Haggadah (Narration), therefore signifies the non-legal sections of Rabbinic literature, and is equally important as the other for a correct understanding of the world of thought which generations of teachers lovingly evolved.  Striking though the contrast be between Halacha and Haggadah, they complement each other, spring from the same root, and aim at the same goal.  If the Halacha pointed out the way of the guilty life, so did the Haggadah.  “Is it your desire to know Him Who spake and the world came into being?  Learn the Haggadah; for from it you will come to know the Holy One, blessed be He, and cleave to His ways” (Sifre Deuteronomy Sections 49; 85a).  They both grew from the same soil.  Exactly as the Rabbi strove to derive sanction for a legal decision from the text of the Torah, he likewise endeavoured to corroborate an ethical or moral lesson by a quotation from that source.  “As it is said,” or “as it is written,” followed by a Scriptural reference, is the ordinary way of presenting a piece of Haggadah.  One important point of difference must, however, be noted.  Whereas the Halacha remained the law to be observed to practice until it was abrogated by a competent authority.  Haggadah was always held to be nothing more than a personal opinion of the teacher.  It possessed no binding force upon the community as a whole or any part of it.

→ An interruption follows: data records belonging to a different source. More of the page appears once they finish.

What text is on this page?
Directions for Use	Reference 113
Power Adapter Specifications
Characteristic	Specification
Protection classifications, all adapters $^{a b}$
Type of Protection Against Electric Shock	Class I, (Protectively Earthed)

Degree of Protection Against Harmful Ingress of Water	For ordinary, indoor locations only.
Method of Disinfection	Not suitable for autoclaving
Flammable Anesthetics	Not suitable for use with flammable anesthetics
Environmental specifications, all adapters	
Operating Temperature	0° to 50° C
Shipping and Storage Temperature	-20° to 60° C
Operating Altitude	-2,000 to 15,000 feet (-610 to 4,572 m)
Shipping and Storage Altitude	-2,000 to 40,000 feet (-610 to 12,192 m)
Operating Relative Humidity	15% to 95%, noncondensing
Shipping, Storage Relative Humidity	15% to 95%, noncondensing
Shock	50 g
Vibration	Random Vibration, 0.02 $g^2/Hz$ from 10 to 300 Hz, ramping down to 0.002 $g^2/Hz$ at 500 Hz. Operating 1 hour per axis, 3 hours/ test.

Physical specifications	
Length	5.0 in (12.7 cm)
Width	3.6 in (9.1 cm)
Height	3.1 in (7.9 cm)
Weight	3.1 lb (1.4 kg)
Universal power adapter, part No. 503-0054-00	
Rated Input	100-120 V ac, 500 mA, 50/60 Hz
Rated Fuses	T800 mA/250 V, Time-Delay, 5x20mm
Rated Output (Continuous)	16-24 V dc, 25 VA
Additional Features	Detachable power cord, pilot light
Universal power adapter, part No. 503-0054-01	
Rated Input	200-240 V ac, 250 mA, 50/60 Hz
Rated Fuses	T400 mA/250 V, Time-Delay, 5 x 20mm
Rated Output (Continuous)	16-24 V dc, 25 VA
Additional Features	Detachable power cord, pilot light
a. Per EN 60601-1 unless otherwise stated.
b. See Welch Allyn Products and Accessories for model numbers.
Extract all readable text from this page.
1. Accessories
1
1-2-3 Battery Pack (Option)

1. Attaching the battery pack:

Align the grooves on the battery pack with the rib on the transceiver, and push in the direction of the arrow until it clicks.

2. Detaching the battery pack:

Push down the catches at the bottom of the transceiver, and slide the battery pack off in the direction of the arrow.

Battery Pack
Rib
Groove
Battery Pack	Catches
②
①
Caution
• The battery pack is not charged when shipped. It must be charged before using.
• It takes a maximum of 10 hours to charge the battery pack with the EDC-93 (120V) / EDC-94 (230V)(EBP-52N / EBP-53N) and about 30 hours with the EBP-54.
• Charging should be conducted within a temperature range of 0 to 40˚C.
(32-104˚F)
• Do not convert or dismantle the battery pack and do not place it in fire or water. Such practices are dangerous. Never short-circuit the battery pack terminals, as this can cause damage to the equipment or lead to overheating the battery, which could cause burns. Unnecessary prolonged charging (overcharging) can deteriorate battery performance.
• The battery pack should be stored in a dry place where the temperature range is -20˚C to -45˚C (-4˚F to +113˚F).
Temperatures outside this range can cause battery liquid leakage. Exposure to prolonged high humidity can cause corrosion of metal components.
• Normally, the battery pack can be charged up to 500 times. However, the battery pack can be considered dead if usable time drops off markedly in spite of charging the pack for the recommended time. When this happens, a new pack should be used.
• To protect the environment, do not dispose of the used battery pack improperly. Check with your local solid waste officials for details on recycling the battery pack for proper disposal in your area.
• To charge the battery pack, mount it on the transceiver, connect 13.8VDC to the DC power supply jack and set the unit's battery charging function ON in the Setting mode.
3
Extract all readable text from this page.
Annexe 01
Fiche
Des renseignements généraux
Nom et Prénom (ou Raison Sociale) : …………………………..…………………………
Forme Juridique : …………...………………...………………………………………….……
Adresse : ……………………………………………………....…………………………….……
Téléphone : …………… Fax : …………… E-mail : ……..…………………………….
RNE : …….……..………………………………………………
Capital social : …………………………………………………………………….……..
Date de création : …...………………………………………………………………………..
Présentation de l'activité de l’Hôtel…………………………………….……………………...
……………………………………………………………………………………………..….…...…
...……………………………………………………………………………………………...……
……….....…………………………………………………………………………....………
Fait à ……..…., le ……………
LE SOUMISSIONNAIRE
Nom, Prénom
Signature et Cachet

A Jewish scholar has happily defined the relationship of these two elements in the following terms:  “Halacha is law incarnate; Haggadah liberty regulated by law bearing the impress of morality.  Halacha stands for the rigid authority of the law, for the absolute importance of theory – the law and theory which the Haggadah illustrates by public opinion and the dicta of common-sense morality.  The Halacha embraces the statutes enjoined by oral tradition, which was the unwritten commentary of the ages on the Written Law, along with the discussions of the academies of Palestine and Babylonia, resulting in the final formulating of the Halachic ordinances.  The Haggadah, while also starting from the word of the bible, only plays with it, explaining it by sagas and legends, by tales and poems, allegories, ethical reflections, and historical reminiscences.  For it, the bible was not only the supreme law, from those behests there was no appeal, but also ‘a golden nail upon which’ the Haggadah ‘hung its gorgeous tapestries,’ so that the bible word was the introduction, refrain, text and subject of the poetical glosses of the Talmud.  It was the province of the Halacha to build, upon the foundation of biblical law, a legal superstructure capable of resisting the ravages of time, and, unmindful of the contemporaneous distress and hardship, to trace out, for future generations, the extreme logical consequences of the Law in its application.  To the Haggadah belonged the high, ethical mission of consoling, edifying, exhorting, and teaching a nation suffering the pangs, and threatened with the spiritual stagnation of exile; of proclaiming that the glories of the past prefigured a future of equal brilliancy, and that the very wretchedness of the present was part of the divine plan outlined in the bible.  If the simile is accurate that likens the Halacha to the ramparts about Israel’s Sanctuary, which every Jew was ready to defend with his last drop of blood, then the Haggadah must seem ‘flowery mazes, of exotic colours and bewildering fragrance,’ within the shelter of the Temple walls.”